By Emmanuelle Sánchez-Monin
A few days ago, a community in Masaya, Nicaragua, opened the doors of its new Community Children’s Center or CICO. This building is the first of 40 centers expected to open before February 2013 in various poor neighborhoods around the country. These centers are the most tangible and eagerly-awaited product (but not the most important) of a new phase of the Urban Welfare Program for Children in Extreme Poverty. It’s a time of great joy, as the Nicaraguan Ministry of Family has dreamed of this Program for over three years. I’ll admit that it’s also a moment of satisfaction for me, for having been a part of this initiative, for having offered an idea or two, and (hopefully!) for not having hindered the process of filling the first CICO with girls and boys.
For the past fourteen years, in more than seven hundred spaces known as CICOs, community educators have served the children of Nicaragua’s poorest districts. I’ve been in love with this country for the same number of years, after coming here for the first time in 1998 to oversee what was then called the Comprehensive Child Care Program in Nicaragua (PAININ). I’m telling you this so that you’ll forgive me if my writing reveals more emotion than should be allowed in my role as an IDB project supervisor, which is supposedly a more objective and somewhat detached role. Oh well, after all, the IDB slogan is “We are more than a bank.”

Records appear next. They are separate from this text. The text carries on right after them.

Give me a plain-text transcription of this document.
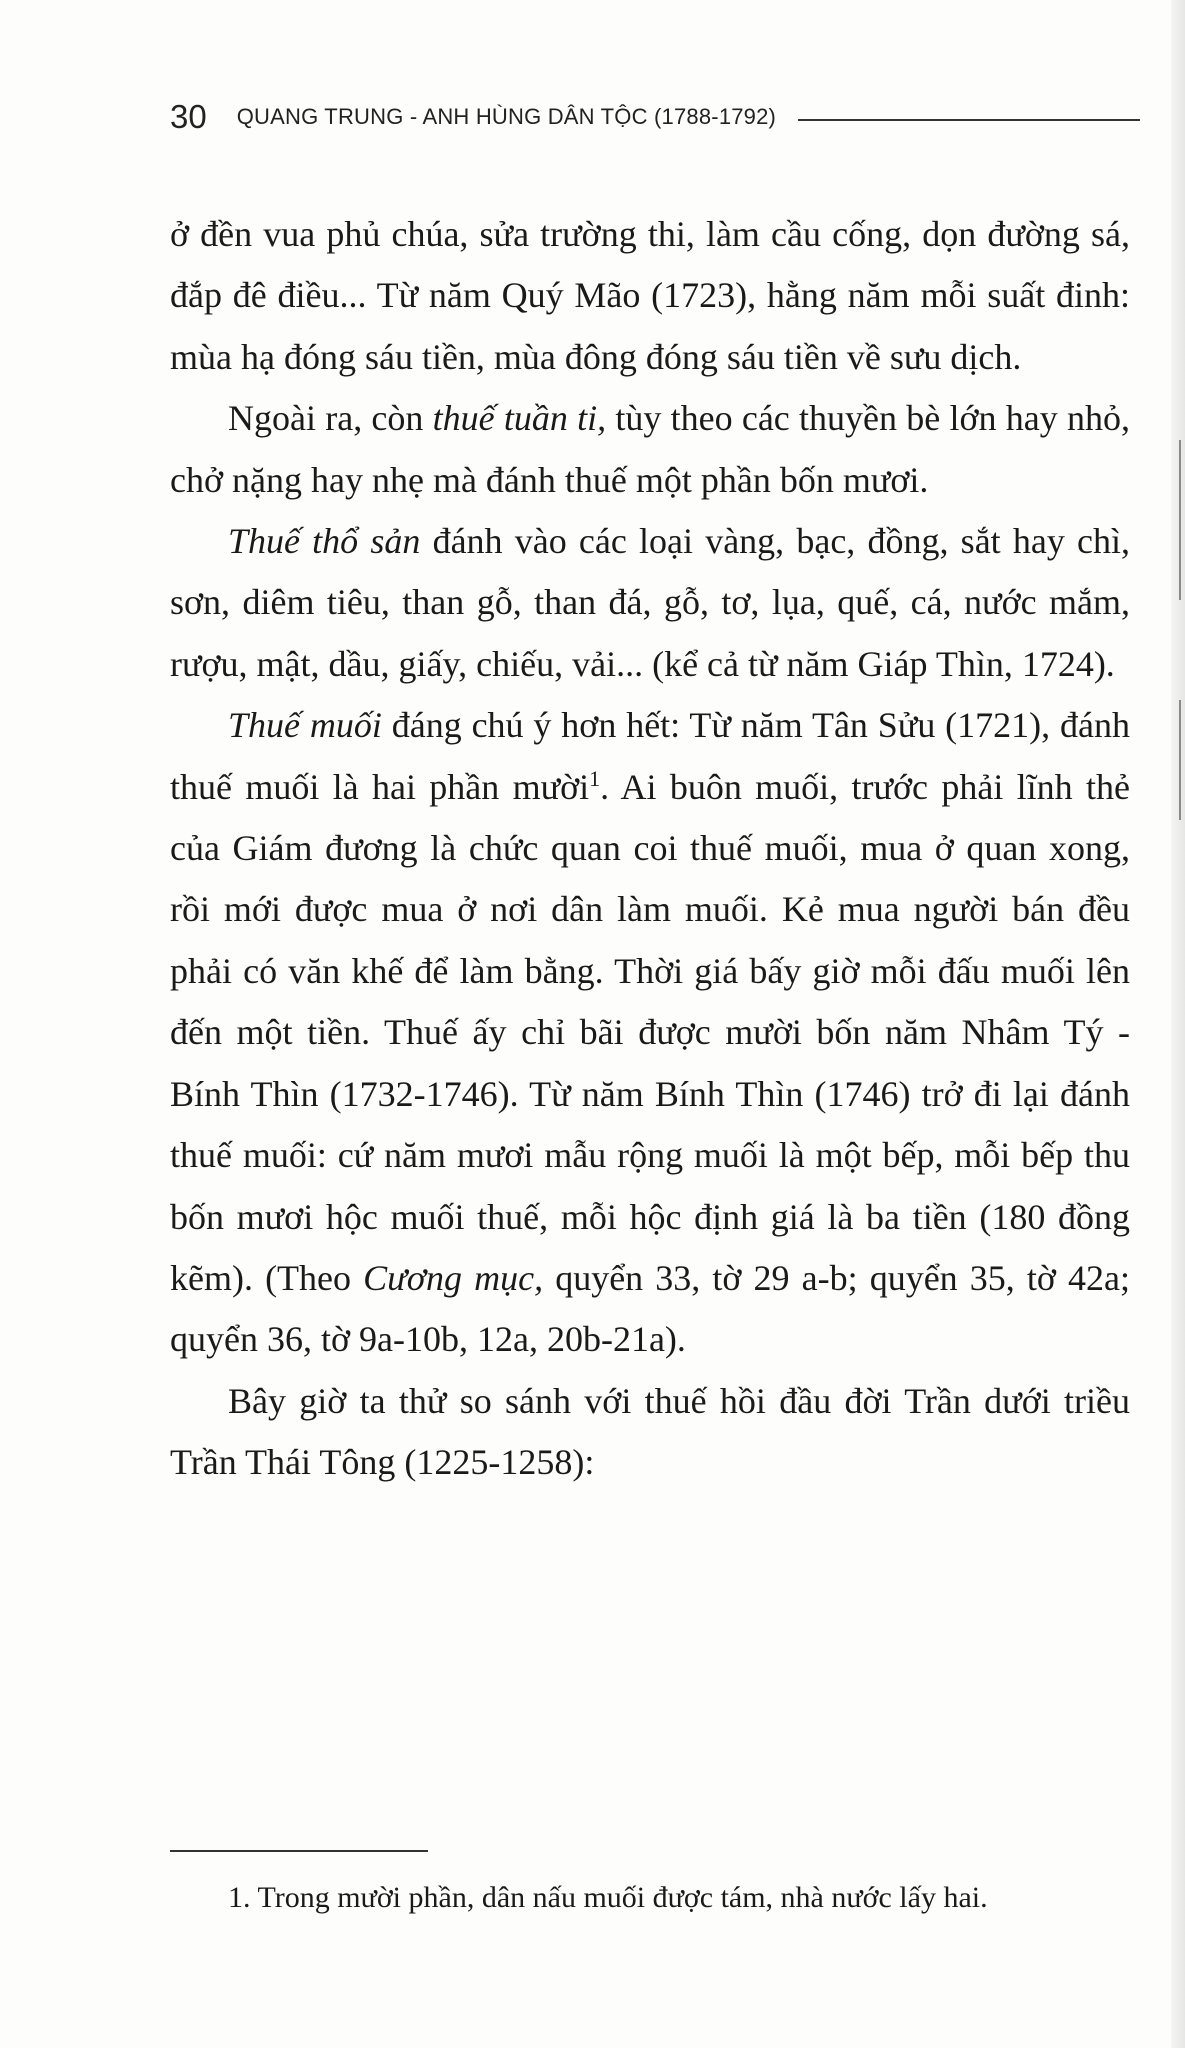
30 QUANG TRUNG - ANH HÙNG DÂN TỘC (1788-1792)

ở đền vua phủ chúa, sửa trường thi, làm cầu cống, dọn đường sá, đắp đê điều... Từ năm Quý Mão (1723), hằng năm mỗi suất đinh: mùa hạ đóng sáu tiền, mùa đông đóng sáu tiền về sưu dịch.

Ngoài ra, còn thuế tuần ti, tùy theo các thuyền bè lớn hay nhỏ, chở nặng hay nhẹ mà đánh thuế một phần bốn mươi.

Thuế thổ sản đánh vào các loại vàng, bạc, đồng, sắt hay chì, sơn, diêm tiêu, than gỗ, than đá, gỗ, tơ, lụa, quế, cá, nước mắm, rượu, mật, dầu, giấy, chiếu, vải... (kể cả từ năm Giáp Thìn, 1724).

Thuế muối đáng chú ý hơn hết: Từ năm Tân Sửu (1721), đánh thuế muối là hai phần mười$^1$. Ai buôn muối, trước phải lĩnh thẻ của Giám đương là chức quan coi thuế muối, mua ở quan xong, rồi mới được mua ở nơi dân làm muối. Kẻ mua người bán đều phải có văn khế để làm bằng. Thời giá bấy giờ mỗi đấu muối lên đến một tiền. Thuế ấy chỉ bãi được mười bốn năm Nhâm Tý - Bính Thìn (1732-1746). Từ năm Bính Thìn (1746) trở đi lại đánh thuế muối: cứ năm mươi mẫu rộng muối là một bếp, mỗi bếp thu bốn mươi hộc muối thuế, mỗi hộc định giá là ba tiền (180 đồng kẽm). (Theo Cương mục, quyển 33, tờ 29 a-b; quyển 35, tờ 42a; quyển 36, tờ 9a-10b, 12a, 20b-21a).

Bây giờ ta thử so sánh với thuế hồi đầu đời Trần dưới triều Trần Thái Tông (1225-1258):

1. Trong mười phần, dân nấu muối được tám, nhà nước lấy hai.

What gets me excited today is to see how the communities themselves own and have a sense of ownership over the CICOs. I want to share a story that illustrates a much more complex issue, which is that of belonging and cultural relevance. At the Masaya CICO, the community’s enthusiasm suddenly took shape when deciding on the decoration of the walls. At its own initiative, the neighborhood’s parent committee sought help from a dad who offered his artistic talents. He painted a bird, but not just any bird—it was the beautiful guardabarranco. He also painted a flower, the dazzling sacuanjoche or plumeria and a landscape with the familiar and imposing Momotombo volcano. For the girls and boys of that CICO, the bird and the flower are familiar elements from their surroundings. As such, they remind them on a daily basis that just by opening their eyes to the world around them, they can find experiences that tell them who they are, and with that firm foundation of trust, be able to get wherever they want to go. That feeling of belonging is essential to generating self-esteem and building other strengths (emotional, physical and cognitive, to name a few).
Did we really get all of that from a flower and a bird? Well, yes. With apologies to Winnie the Pooh, I think the program should be proud that the little bear failed to make an appearance that day. What a joy that the children of Masaya can take their first steps away from home at the CICO, surrounded by signs reminding them that what’s theirs counts for a lot and that they’re taught to appreciate it and themselves!
Emmanuelle Sánchez-Monin is the lead specialist at the Division of Social Protection and Health and works at the Bank’s offices in Nicaragua.